BlueBorne Vulnerability Scanner überprüft, ob Ihr Gerät anfällig ist

Diese Woche wurde festgestellt, dass es eine böse Sammlung von Schwachstellen gibt, die sich auf Geräte mit Bluetooth-Konnektivität auswirken. Armis Labs hatte festgestellt, dass dieser Angriffsvektor auf allen gängigen Consumer-Betriebssystemen (Windows, Linux, iOS, Android) vorhanden war, unabhängig davon, um welchen Gerätetyp es sich handelt (Desktop, Laptop, Smartphone, Tablet, Wearable, IoT). Wenn auf einem Bluetooth-Gerät (mit Ausnahme von Geräten, die nur Bluetooth Low Energy verwenden) eine nicht gepatchte Version der Software ausgeführt wird, ist es für BlueBorne anfällig.

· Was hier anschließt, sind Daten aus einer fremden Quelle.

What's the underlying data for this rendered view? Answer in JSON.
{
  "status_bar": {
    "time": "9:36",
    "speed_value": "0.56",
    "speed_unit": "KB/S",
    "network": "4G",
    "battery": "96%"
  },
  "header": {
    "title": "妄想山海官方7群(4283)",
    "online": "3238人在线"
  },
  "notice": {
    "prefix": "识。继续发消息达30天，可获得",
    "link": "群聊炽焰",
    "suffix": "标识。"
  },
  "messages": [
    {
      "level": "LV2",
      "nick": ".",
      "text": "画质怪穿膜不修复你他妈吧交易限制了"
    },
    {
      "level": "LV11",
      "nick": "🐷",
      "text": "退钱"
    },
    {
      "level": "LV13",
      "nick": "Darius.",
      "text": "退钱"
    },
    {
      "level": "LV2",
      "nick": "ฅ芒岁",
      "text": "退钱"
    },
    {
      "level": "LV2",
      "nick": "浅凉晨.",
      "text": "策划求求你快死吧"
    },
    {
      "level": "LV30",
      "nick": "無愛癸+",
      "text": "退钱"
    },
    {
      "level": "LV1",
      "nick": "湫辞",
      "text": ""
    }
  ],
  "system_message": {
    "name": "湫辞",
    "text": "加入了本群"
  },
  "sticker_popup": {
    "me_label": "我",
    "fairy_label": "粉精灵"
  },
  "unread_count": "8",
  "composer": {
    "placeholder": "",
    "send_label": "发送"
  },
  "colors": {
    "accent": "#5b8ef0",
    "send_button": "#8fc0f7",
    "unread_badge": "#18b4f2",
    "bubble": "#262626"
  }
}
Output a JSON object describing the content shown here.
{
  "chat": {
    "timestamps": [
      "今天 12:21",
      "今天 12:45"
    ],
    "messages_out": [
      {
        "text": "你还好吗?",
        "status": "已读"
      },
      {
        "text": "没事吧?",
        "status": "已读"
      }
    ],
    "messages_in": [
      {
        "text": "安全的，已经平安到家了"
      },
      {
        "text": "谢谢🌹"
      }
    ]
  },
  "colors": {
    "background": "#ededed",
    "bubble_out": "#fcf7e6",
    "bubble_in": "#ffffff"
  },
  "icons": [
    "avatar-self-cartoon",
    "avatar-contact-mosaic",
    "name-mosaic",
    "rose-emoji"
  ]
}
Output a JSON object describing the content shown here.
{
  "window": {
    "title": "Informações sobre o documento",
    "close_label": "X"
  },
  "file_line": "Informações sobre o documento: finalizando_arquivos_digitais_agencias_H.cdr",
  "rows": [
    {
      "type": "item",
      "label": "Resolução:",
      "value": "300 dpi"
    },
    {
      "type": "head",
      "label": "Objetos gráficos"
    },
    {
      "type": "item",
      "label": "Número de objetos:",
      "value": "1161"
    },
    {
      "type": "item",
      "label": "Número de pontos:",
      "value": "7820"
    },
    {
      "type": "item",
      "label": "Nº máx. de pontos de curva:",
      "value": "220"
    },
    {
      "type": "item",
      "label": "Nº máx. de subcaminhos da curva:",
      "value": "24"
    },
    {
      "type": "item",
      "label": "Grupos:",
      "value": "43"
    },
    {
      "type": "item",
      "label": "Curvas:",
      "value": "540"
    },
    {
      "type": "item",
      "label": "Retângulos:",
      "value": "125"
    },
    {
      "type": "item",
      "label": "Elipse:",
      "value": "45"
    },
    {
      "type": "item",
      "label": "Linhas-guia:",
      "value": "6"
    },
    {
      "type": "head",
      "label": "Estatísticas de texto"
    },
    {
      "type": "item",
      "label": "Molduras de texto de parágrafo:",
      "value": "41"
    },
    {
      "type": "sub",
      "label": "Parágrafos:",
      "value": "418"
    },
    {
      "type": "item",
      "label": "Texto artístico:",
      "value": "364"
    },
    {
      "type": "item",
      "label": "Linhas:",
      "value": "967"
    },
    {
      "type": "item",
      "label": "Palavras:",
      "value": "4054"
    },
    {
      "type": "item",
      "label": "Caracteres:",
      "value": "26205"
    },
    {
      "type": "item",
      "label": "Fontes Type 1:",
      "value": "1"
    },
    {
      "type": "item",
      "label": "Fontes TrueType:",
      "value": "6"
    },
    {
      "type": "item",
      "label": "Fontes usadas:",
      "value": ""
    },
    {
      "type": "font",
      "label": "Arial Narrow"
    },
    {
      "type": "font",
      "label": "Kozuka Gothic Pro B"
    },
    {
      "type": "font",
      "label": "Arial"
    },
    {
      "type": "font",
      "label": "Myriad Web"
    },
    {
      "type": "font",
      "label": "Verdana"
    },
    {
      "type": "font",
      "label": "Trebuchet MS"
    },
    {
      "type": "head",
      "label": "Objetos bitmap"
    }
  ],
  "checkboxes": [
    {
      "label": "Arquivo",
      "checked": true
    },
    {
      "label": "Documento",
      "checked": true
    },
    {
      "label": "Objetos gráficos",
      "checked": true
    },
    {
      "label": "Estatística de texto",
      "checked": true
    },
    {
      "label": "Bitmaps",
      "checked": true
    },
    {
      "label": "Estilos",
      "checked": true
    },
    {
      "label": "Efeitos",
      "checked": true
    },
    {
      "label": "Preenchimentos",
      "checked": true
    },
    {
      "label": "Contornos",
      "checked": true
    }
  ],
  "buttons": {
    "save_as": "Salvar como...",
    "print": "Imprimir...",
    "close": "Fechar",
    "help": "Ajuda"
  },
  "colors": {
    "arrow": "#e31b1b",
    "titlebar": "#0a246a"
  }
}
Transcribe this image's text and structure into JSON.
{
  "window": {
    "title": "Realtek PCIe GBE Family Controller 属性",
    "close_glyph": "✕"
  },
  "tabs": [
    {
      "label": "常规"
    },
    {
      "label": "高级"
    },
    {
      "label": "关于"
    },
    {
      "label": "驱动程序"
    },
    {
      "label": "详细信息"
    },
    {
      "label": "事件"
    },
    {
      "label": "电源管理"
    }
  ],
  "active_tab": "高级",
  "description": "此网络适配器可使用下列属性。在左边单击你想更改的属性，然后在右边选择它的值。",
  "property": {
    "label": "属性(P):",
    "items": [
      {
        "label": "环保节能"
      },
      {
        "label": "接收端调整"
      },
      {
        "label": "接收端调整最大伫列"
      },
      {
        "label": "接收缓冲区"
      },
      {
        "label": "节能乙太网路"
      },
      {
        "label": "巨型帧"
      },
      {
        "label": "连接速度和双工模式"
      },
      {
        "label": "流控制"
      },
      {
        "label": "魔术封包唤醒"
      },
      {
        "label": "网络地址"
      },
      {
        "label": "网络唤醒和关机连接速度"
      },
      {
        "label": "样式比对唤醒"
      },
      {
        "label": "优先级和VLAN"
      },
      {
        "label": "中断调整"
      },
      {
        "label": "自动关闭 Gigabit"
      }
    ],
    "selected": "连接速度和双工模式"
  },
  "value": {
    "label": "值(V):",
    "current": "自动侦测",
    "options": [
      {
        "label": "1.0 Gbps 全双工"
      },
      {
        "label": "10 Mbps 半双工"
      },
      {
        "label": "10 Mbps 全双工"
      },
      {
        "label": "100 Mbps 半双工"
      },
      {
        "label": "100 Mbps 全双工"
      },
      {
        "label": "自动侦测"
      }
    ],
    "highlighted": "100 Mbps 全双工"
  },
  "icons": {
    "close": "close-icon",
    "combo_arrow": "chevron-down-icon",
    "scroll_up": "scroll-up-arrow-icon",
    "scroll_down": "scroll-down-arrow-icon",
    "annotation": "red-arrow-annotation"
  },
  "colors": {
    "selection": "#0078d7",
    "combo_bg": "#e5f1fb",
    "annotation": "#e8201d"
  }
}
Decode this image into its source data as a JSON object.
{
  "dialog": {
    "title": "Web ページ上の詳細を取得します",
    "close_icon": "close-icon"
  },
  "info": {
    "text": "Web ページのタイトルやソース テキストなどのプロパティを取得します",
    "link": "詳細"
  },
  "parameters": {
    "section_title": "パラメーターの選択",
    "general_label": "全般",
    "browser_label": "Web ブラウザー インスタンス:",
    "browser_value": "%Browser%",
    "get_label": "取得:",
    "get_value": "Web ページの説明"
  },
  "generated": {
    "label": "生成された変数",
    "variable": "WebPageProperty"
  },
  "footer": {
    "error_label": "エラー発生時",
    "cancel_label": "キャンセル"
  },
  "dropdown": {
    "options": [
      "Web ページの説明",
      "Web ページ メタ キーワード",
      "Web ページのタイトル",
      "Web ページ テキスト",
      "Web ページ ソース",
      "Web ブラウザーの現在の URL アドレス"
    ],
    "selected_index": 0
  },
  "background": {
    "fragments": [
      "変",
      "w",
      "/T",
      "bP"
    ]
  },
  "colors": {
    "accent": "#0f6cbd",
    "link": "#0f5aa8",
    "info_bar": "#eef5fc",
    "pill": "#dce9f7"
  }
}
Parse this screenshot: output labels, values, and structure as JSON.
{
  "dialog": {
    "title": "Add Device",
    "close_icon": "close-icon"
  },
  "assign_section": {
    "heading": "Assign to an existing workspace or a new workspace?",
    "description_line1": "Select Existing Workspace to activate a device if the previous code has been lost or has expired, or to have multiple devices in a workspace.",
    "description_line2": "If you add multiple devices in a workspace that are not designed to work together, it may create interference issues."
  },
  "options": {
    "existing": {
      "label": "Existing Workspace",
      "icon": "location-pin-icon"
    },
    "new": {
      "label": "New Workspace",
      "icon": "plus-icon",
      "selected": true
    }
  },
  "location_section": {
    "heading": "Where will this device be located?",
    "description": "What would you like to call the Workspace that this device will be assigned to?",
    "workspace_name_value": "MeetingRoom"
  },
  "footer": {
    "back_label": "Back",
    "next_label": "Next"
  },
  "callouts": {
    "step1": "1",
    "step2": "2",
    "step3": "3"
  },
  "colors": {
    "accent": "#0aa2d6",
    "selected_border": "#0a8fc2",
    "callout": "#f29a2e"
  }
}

Der BlueBorne-Angriffsvektor ist nicht nur aufgrund der Anzahl an Geräten, die für ihn anfällig sind, eine große Sache, sondern es kann auch jemand Ihr Gerät aus einer Entfernung von 30 Metern vollständig übernehmen, ohne dass Sie auf einen Link tippen oder schädliche Software herunterladen / installieren müssen . Ein weiterer Grund, warum dies so wichtig ist, besteht darin, dass es sich von Gerät zu Gerät ausbreiten kann (in der Luft) und Sie nicht einmal Bluetooth auf den erkennbaren Modus einstellen müssen, um dies zu ermöglichen.

Wie wir bereits berichtet haben, besteht die einzige Möglichkeit, sich vor dieser Sicherheitsanfälligkeit vollständig zu schützen, darin, auf das Android-Sicherheitsupdate vom September zu aktualisieren oder Bluetooth vollständig zu deaktivieren. Da es einige Unklarheiten darüber gibt, wer für diese Sicherheitsanfälligkeit anfällig ist oder nicht, haben die Kollegen von Armis Labs eine neue Anwendung namens BlueBorne Vulnerability Scanner von Armis zusammengestellt. Es ist ein kostenloser Download aus dem Play Store, mit dem Sie herausfinden können, ob Sie anfällig sind oder nicht.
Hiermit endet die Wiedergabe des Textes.